An Optimal Transport Approach for the Schrödinger Bridge Problem and Convergence of Sinkhorn Algorithm

This paper exploit the equivalence between the Schrödinger Bridge problem (Léonard in J Funct Anal 262:1879–1920, 2012; Nelson in Phys Rev 150:1079, 1966; Schrödinger in Über die umkehrung der naturgesetze. Verlag Akademie der wissenschaften in kommission bei Walter de Gruyter u, Company, 1931) and the entropy penalized optimal transport (Cuturi in: Advances in neural information processing systems, pp 2292–2300, 2013; Galichon and Salanié in: Matching with trade-offs: revealed preferences over competing characteristics. CEPR discussion paper no. DP7858, 2010) in order to find a different approach to the duality, in the spirit of optimal transport.
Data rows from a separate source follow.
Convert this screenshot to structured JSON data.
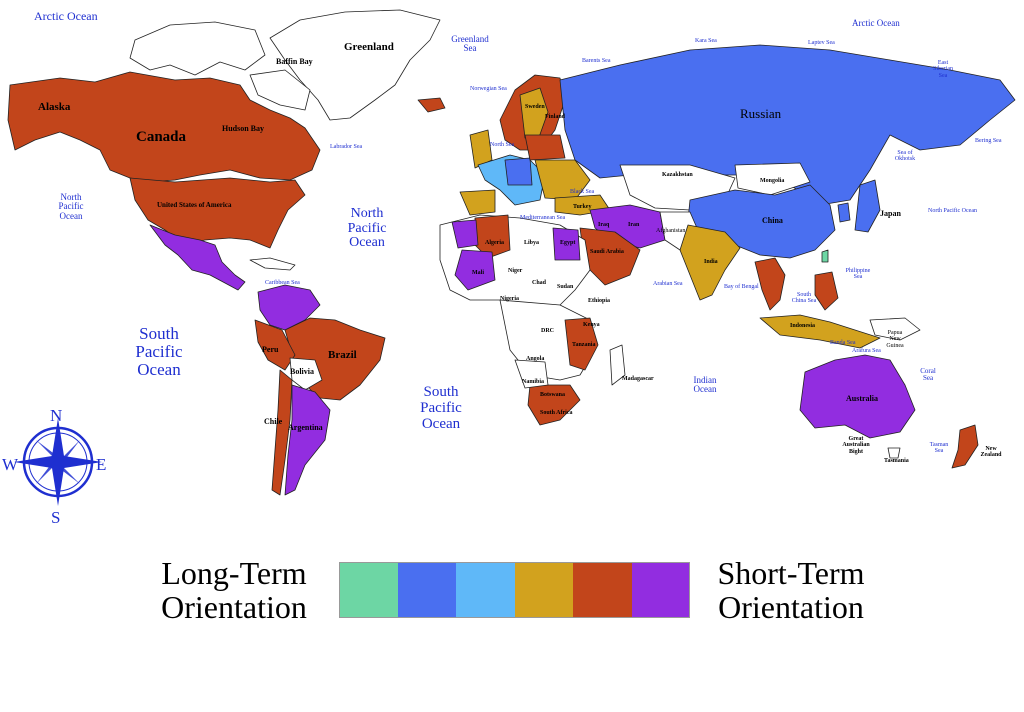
{
  "colors": {
    "teal": "#6dd6a4",
    "royal_blue": "#4a6ff0",
    "light_blue": "#5fb8f8",
    "gold": "#d2a21e",
    "rust": "#c2451b",
    "purple": "#922de0",
    "ocean_text": "#1f2fd0",
    "border": "#222222"
  },
  "oceans": {
    "arctic_left": "Arctic Ocean",
    "arctic_right": "Arctic Ocean",
    "north_pacific_left": "North Pacific Ocean",
    "north_pacific_right": "North Pacific Ocean",
    "north_atlantic": "North Pacific Ocean",
    "south_pacific": "South Pacific Ocean",
    "south_atlantic": "South Pacific Ocean",
    "indian": "Indian Ocean",
    "greenland_sea": "Greenland Sea",
    "norwegian_sea": "Norwegian Sea",
    "barents_sea": "Barents Sea",
    "kara_sea": "Kara Sea",
    "laptev_sea": "Laptev Sea",
    "east_siberian_sea": "East Siberian Sea",
    "bering_sea": "Bering Sea",
    "labrador_sea": "Labrador Sea",
    "sea_of_okhotsk": "Sea of Okhotsk",
    "coral_sea": "Coral Sea",
    "tasman_sea": "Tasman Sea",
    "black_sea": "Black Sea",
    "caribbean_sea": "Caribbean Sea",
    "arabian_sea": "Arabian Sea",
    "bay_of_bengal": "Bay of Bengal",
    "philippine_sea": "Philippine Sea",
    "south_china_sea": "South China Sea",
    "banda_sea": "Banda Sea",
    "arafura_sea": "Arafura Sea",
    "mediterranean_sea": "Mediterranean Sea",
    "north_sea": "North Sea",
    "baffin_bay": "Baffin Bay",
    "hudson_bay": "Hudson Bay",
    "great_australian_bight": "Great Australian Bight"
  },
  "countries": {
    "greenland": "Greenland",
    "alaska": "Alaska",
    "canada": "Canada",
    "usa": "United States of America",
    "russian": "Russian",
    "china": "China",
    "japan": "Japan",
    "kazakhstan": "Kazakhstan",
    "mongolia": "Mongolia",
    "india": "India",
    "iran": "Iran",
    "iraq": "Iraq",
    "saudi_arabia": "Saudi Arabia",
    "turkey": "Turkey",
    "egypt": "Egypt",
    "libya": "Libya",
    "algeria": "Algeria",
    "niger": "Niger",
    "mali": "Mali",
    "chad": "Chad",
    "sudan": "Sudan",
    "ethiopia": "Ethiopia",
    "nigeria": "Nigeria",
    "drc": "DRC",
    "kenya": "Kenya",
    "tanzania": "Tanzania",
    "angola": "Angola",
    "namibia": "Namibia",
    "botswana": "Botswana",
    "south_africa": "South Africa",
    "madagascar": "Madagascar",
    "brazil": "Brazil",
    "peru": "Peru",
    "bolivia": "Bolivia",
    "chile": "Chile",
    "argentina": "Argentina",
    "sweden": "Sweden",
    "finland": "Finland",
    "indonesia": "Indonesia",
    "australia": "Australia",
    "new_zealand": "New Zealand",
    "tasmania": "Tasmania",
    "papua_new_guinea": "Papua New Guinea",
    "afghanistan": "Afghanistan"
  },
  "compass": {
    "n": "N",
    "s": "S",
    "e": "E",
    "w": "W"
  },
  "legend": {
    "left_line1": "Long-Term",
    "left_line2": "Orientation",
    "right_line1": "Short-Term",
    "right_line2": "Orientation",
    "swatches": [
      "teal",
      "royal_blue",
      "light_blue",
      "gold",
      "rust",
      "purple"
    ]
  }
}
This approach results in a priori estimates which are consistent in the limit when the regularization parameter goes to zero. In particular, we find a new proof of the existence of maximizing entropic-potentials and therefore, the existence of a solution of the Schrödinger system. Our method extends also when we have more than two marginals: the main new result is the proof that the Sinkhorn algorithm converges even in the continuous multi-marginal case. This provides also an alternative proof of the convergence of the Sinkhorn algorithm in two marginals.